Sementara itu, dua orang lainnya yang bertindak seba­gai pencegah menggunakan mobil Feroza. "Satu orang eksekutor ini berinisial U. Sembilan pelaku penye­rangan itu berpangkat bin­tara dan tamtama," katanya.

Kedua prajurit lainnya, menurut dia, sebenarnya berusaha mencegah terjadi­nya penyerangan, namun tidak mampu menghentikan aksi rekan-rekannya.

Tindakan penyerangan, menurut Unggul, dilakukan secara reaksi dan spontan sebagai konsekuensi meninggalnya anggota Kopas­sus Serka Heru Santoso pa­da 19 Maret 2013 dan pem­bacokan mantan anggota Ko­passus, Sertu Sriyono, oleh para preman Yogyakarta. "Peristiwa penyerangan ke Lapas Cebongan benar seba­gai akibat pembunuhan ke­lompok preman terhadap dua rekan mereka," ujarnya.

Selama enam hari beker­ja, tim investigasi telah me­laksanakan penyelidikan ke berbagai tempat, seperti Lapas Cebongan, Korem Dae­rah Istimewa Yogyakarta (DIY), dan Markas Grup II Kopassus Karang Menjangan dan memeriksa 25 orang.

Kepala Badan Reserse dan Kriminal (Kabareskrim) Polri Komisaris Jenderal Polisi Sutarman mengata­kan, ada dua jenis peluru yang digunakan dalam peris­tiwa yang terjadi di Lapas Cebongan.

Ada dua jenis, apakah dimuntahkan dari senjata yang beda atau sama, kita masih tunggu hasil uji Labo­ratorium Forensik, kata Ka­bareskrim seusai melakukan pertemuan dengan Komnas HAM di Mabes Polri, Jakarta, Kamis (4/4).

Kabareskrim menjelas­kan, ada dua jenis selong­song peluru yang ditemukan di tempat kejadian perkara, yaitu selongsong peluru dengan kode Pindad dan angka, yakni PIN TO 7,62 Pindad dan selongsong berkode 64539. Jenis selongsong peluru dan proyektil yang di­temukan itu, menurut dia, bisa diindikasikan seba­gai senjata organik (senjata dinas) karena berbeda de­ngan jenis senjata standar yang digunakan Persatuan Menembak Sasaran dan Ber­buru Seluruh Indonesia (Perbakin). "Ya, senjata (yang digunakan) standar organik karena kalau Perbakin lebih kecil. Asalnya dari senjata laras panjang," ucapnya.

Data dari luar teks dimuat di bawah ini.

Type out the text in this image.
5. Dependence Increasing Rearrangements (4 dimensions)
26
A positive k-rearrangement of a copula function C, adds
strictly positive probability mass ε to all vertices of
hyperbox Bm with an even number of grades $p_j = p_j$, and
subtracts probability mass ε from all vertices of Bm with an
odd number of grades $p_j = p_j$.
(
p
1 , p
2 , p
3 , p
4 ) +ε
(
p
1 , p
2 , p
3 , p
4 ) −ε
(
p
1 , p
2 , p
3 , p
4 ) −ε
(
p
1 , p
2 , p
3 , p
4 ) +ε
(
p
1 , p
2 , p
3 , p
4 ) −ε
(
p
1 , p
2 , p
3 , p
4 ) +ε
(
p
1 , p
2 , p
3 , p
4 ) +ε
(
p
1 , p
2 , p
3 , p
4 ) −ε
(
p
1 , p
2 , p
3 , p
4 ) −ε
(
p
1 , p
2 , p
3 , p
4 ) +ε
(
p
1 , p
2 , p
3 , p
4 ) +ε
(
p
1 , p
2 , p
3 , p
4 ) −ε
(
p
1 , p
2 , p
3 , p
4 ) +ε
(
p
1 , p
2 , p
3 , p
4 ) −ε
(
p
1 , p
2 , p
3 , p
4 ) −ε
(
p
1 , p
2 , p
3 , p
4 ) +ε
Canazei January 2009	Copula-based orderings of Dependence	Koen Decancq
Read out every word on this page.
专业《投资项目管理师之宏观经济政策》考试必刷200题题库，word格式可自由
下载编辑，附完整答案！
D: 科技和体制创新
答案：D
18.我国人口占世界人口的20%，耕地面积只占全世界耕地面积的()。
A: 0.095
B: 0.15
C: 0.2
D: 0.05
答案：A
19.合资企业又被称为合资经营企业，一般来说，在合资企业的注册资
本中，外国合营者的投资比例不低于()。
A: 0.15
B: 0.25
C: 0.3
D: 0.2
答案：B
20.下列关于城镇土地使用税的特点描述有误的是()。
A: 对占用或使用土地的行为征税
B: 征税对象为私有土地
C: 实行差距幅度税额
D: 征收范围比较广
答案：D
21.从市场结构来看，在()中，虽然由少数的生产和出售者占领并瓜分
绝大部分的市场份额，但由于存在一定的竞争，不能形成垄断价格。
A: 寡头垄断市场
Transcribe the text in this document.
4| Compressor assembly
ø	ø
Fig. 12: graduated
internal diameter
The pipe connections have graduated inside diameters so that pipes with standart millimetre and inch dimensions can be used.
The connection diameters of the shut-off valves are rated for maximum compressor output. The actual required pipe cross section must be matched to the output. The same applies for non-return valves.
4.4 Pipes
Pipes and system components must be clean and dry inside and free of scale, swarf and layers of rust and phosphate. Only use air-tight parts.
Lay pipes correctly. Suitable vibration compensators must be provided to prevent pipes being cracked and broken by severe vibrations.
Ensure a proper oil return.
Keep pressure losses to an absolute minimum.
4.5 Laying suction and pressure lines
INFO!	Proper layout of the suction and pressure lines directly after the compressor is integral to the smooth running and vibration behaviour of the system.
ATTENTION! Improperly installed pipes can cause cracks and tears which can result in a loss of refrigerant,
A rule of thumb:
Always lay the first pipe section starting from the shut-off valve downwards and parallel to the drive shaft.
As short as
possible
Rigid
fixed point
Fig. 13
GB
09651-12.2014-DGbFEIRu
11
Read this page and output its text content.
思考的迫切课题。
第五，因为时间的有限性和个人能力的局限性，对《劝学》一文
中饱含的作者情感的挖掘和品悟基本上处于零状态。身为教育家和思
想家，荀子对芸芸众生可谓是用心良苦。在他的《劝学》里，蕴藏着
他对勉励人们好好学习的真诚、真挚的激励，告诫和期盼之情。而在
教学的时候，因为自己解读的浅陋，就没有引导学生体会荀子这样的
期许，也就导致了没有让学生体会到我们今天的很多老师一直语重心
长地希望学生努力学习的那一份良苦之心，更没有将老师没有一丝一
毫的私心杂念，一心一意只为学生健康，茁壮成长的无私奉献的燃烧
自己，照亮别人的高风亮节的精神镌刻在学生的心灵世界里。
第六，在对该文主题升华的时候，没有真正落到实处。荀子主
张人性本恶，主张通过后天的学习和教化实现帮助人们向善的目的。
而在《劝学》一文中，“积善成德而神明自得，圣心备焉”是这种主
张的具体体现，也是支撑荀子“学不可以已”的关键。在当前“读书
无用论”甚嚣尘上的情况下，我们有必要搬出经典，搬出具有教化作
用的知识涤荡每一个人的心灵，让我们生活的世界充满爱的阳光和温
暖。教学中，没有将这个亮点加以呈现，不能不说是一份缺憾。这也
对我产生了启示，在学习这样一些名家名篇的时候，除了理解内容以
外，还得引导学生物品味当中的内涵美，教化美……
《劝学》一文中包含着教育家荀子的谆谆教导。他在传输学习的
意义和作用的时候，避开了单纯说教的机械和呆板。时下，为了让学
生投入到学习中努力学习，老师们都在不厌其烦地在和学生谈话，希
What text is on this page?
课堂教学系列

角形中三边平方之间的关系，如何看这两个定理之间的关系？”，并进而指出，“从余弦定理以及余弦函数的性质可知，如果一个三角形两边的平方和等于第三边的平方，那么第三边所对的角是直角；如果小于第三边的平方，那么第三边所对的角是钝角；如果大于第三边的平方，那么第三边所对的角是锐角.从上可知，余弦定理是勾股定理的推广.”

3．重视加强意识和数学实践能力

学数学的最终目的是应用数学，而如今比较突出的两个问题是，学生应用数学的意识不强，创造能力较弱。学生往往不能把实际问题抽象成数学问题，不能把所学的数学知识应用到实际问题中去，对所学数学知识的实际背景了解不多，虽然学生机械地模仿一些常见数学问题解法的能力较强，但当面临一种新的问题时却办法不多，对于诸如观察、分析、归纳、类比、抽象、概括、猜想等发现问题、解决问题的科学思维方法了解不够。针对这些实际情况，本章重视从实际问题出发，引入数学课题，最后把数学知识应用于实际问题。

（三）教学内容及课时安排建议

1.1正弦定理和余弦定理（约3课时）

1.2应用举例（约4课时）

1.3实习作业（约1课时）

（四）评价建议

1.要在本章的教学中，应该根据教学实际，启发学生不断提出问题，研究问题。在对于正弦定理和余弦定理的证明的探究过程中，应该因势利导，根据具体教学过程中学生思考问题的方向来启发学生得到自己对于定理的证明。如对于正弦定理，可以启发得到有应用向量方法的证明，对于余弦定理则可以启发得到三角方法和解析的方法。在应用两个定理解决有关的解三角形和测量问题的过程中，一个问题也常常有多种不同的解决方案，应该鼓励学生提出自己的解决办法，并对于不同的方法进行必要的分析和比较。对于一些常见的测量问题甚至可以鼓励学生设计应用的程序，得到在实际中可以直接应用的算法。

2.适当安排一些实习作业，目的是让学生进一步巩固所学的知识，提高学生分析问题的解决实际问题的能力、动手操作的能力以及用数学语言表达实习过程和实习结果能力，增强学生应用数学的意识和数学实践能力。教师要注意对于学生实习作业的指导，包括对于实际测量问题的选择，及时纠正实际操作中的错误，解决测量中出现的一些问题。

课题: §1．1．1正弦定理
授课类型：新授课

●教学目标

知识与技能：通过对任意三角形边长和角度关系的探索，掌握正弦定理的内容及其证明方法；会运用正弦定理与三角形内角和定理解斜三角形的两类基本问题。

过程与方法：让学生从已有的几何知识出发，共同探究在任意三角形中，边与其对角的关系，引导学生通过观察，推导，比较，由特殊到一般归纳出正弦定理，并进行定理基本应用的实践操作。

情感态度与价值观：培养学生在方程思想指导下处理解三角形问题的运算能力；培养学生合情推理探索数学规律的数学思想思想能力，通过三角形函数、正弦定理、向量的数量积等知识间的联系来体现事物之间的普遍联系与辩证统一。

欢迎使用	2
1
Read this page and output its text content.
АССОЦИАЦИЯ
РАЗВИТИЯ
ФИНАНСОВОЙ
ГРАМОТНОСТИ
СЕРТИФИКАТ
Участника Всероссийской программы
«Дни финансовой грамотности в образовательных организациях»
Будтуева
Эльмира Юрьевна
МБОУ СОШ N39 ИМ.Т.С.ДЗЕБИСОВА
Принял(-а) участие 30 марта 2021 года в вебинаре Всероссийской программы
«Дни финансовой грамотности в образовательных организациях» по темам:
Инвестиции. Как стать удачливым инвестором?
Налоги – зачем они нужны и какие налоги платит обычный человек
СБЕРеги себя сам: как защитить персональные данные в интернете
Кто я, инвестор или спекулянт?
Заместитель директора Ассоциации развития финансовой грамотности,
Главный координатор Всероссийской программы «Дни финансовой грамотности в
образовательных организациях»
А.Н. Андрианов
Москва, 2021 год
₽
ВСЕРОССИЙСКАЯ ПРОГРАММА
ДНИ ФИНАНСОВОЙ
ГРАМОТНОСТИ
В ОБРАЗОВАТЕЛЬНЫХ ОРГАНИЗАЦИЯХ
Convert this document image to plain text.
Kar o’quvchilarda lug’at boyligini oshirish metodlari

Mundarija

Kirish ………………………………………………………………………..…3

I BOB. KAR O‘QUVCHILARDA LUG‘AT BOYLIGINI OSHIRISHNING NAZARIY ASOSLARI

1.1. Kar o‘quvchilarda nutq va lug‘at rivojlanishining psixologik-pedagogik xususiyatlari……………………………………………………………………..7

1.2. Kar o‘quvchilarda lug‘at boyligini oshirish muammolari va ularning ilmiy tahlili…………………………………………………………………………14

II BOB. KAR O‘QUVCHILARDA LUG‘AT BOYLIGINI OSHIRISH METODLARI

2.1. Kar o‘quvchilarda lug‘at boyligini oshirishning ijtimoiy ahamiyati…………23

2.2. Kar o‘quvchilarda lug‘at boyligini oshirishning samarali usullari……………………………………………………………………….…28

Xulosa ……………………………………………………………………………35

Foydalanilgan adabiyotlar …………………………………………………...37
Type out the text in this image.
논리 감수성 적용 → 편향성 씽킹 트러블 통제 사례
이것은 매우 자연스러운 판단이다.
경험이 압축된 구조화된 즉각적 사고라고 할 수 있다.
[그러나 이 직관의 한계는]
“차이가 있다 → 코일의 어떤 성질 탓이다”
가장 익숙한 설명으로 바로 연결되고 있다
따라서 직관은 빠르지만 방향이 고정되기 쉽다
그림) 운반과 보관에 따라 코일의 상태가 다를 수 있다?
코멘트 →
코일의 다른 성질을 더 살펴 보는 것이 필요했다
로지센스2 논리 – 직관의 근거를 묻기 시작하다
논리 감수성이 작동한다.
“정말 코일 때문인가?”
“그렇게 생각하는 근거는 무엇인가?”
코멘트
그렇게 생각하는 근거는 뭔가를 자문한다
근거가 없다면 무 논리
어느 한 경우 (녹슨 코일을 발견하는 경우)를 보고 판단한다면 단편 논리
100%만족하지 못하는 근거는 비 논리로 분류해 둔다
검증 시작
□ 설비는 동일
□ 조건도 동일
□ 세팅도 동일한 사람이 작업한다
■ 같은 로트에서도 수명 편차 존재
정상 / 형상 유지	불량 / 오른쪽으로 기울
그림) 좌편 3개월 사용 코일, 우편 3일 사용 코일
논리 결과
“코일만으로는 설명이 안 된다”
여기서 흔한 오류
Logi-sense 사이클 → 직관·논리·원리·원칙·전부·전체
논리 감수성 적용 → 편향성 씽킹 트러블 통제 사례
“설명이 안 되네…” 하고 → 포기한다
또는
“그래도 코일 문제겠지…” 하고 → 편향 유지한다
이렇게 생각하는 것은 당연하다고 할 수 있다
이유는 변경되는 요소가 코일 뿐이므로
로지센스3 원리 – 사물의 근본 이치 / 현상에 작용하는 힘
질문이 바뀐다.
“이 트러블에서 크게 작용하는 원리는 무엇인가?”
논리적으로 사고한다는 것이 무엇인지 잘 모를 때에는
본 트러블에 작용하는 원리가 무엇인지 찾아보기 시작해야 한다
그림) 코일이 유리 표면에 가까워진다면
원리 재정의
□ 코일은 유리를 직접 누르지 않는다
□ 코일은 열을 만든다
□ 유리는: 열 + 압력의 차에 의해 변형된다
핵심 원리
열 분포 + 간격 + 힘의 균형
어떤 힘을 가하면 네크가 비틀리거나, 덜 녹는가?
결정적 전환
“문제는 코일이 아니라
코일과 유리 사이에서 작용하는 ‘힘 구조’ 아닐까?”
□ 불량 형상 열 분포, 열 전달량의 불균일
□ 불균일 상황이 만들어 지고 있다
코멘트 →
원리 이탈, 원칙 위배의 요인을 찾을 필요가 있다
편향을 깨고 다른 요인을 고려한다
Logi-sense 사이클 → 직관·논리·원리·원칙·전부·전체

Dia menjelaskan, telah ditemukan barang bukti berupa satu peluru aktif PIN TO 7,62 (Pindad), satu pelu­ru gagal ledak kode 64539, 8 butir selongsong peluru kode PIN TO 7,62 (Pindad), 22 butir selongsong peluru kode 64359 dan 12 proyektil yang seluruhnya kaliber 7,62 mm.

Sementara itu, Komisi III DPR menemukan sejumlah kejanggalan dalam insiden penyerangan kelompok bersenjata di Lapas Cebongan. Temuan   kejanggalan   itu, setelah Komisi III datang langsung ke lapas, Kamis (4/4), dan melakukan rapat bersama dengan pihak-pihak terkait seperti Polda DIY, Kantor Wilayah Kementerian Hukum dan HAM, serta pihak Lapas Cebongan, dan terindikasi ada kelemahan Polda DIY dan juga pihak Lapas Cebongan.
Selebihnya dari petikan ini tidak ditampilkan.